Friday, September 16, 2016

What is a Reformed Church: Sanctification (Part 1)

Sanctification: The necessity of sanctification

Therefore lift your drooping hands and strengthen your weak knees, and make straight paths for your feet, so that what is lame may not be put out of joint but rather be healed. Strive for peace with everyone, and for the holiness without which no one will see the Lord. (Heb. 12:12-14)

Q35: What is sanctification?
A. Sanctification is the work of God’s free grace, whereby we are renewed in the whole man after the image of God, and are enabled more and more to die unto sin, and live unto righteousness. (Westminster Shorter Catechism 35)

Justification is an act, a single event, whereby God declares the sinner who believes as righteous. Sanctification is a process whereby a person grows towards holiness and to manifest the fruit of the Spirit (Gal. 6:22-23). A person is not saved by how holy they are, or how much of the fruit of sanctification they display. Justification is God's gift to the ungodly while they are ungodly (Rom. 4:5). Sanctification however is God's will for us after we have been justified (Eph. 2:10, 1 Thess. 4:3). The reason why we should strive to be holy is because we have already been declared righteous before God. Since we are righteous, we should strive to live according to our new status. We do not become holy so as to be right before God, but we try to be holy because we are already right before God. We do not try to please an angry God, but rather we live so as to please God who is our Father who loves us (Gal. 4:6, Heb. 12:7-12)

While sanctification does not save us, it is necessary for the Christian life, for that is what God calls us to. Someone who is truly saved will want to please God. As the Scriptures say, "Are we to continue in sin that grace may abound? By no means! How can we who died to sin still live in it?" (Rom. 6:1-2). When God regenerated and justified us, we are given a new life and are a new creation (2 Cor. 5:17). Believers who are truly saved will want to grow in holiness and obedience towards God. We should not be under any illusion that we can be perfect in this life, since believers will always struggle with sin (Rom. 7:8-25), but yet we are to strive to be holy, as God is holy (1 Peter 1:15-6).

What is sanctification?

Sanctification is "to become holy." "Holiness" is to live as if set apart from the world. It is to live a life not according to the principles of what the world thinks or does, but according to what God desires. It is to reject the three main temptations in this life: the lust of the flesh, the lust of the eyes, and the pride of life (1 Jn. 2:16). But what does God desire and demand? We know what God desires through God's Word, in God's preceptive will, or the moral law. Whatever God tells us to do, we should obey. The main summary of God's law for us is the Ten Commandments, which are found in passages like Exodus 20:1-17 and Deuteronomy 5:6-21. This moral law is summed up in the greatest command Jesus gave us, which is "You shall love the Lord your God with all your heart and with all your soul and with all your mind" and "You shall love your neighbor as yourself." (Mt. 22:37-9).

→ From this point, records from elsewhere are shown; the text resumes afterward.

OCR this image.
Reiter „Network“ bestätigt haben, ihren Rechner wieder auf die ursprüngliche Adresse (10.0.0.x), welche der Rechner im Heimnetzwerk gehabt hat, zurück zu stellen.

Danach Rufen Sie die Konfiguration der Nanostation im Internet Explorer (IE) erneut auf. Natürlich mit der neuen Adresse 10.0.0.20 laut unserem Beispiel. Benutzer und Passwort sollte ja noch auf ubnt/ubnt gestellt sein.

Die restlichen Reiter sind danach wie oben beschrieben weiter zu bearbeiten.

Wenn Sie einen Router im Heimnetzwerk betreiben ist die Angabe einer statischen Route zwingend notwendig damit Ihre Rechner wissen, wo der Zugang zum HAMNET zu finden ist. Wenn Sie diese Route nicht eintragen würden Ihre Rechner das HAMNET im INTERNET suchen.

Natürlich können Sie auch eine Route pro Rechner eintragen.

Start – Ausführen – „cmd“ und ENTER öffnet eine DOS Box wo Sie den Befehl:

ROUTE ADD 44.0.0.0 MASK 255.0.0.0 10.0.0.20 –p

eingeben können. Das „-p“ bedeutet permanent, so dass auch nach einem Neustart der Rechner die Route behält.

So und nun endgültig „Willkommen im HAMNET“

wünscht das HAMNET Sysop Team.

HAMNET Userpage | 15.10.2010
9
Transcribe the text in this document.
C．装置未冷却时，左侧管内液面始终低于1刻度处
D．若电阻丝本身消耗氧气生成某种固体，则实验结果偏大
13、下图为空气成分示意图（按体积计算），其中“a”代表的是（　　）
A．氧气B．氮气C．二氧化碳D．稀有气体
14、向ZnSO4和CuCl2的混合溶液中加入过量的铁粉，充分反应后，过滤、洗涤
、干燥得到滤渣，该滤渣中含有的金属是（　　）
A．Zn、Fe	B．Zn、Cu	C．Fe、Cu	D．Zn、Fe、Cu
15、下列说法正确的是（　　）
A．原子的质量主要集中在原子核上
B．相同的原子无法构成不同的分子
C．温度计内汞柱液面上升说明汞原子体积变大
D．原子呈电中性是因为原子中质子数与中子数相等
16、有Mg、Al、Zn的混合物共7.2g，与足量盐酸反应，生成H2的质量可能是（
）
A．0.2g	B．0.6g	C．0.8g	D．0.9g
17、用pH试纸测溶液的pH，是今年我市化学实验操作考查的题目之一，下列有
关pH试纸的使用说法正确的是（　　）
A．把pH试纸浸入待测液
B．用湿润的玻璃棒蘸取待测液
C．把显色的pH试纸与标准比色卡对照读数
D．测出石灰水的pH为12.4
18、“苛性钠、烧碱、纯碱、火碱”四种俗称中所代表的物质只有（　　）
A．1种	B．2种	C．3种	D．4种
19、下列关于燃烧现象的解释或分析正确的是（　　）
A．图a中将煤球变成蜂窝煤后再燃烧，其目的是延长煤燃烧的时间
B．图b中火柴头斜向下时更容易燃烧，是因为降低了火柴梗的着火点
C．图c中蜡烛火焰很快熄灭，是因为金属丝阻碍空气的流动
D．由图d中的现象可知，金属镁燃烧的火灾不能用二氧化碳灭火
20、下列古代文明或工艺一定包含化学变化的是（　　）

The moral law of God is what God commands us to do as what is morally good. The Law of God in the Scriptures can be divided into the ceremonial, the national and the moral law. Although such a division is not clearly stated neither is it clearly demarcated in Scripture, yet it is implied within the passages of Scripture, as passages such as Isaiah 58 show us. For in Isaiah 58, the moral demand of repentance is clearly placed on a higher level than the ceremonial demands of fasting and sacrifice. But if we interpret Isaiah 58 without those categories, then it seems that God is pitting one of His law against another, thus contradicting Himself.

This moral law of God is the standard upon which we can discern God's will and desire for us to live. Here, we have to understand the three uses of the law. First, this moral law is used to convict us of sin so that we will turn always to God. It is not just for the moment of conversion, but we are to remind ourselves of the law regularly because we sin regularly. "If we confess our sins, He is faithful and just to forgive our sins and cleanse us from all unrighteousness" (1 Jn. 1:9). Since we sin daily, we always are to remember the law and use it to drive us towards confession of our sins to God.

The second use of the law is the civil use, which is to remind and restrain society of sin. As the moral law is published, it informs and reminds society of what wickedness and what righteousness is. Even if many people in society are unbelievers, the publishing of this moral law would act as a restraint against greater lawlessness and wickedness in society. If society obeys the law at least externally, it would result in blessings upon the people who reap the benefits of living in a lawful society.

The third use of the law is the normative use, which is for believers. In it, the believer attempts to live a life that is in conformity to what the law requires. The moral law becomes our standard of what is right and what is wrong. We can judge rightly and live accordingly to what God desires, for the moral law is our pure standard.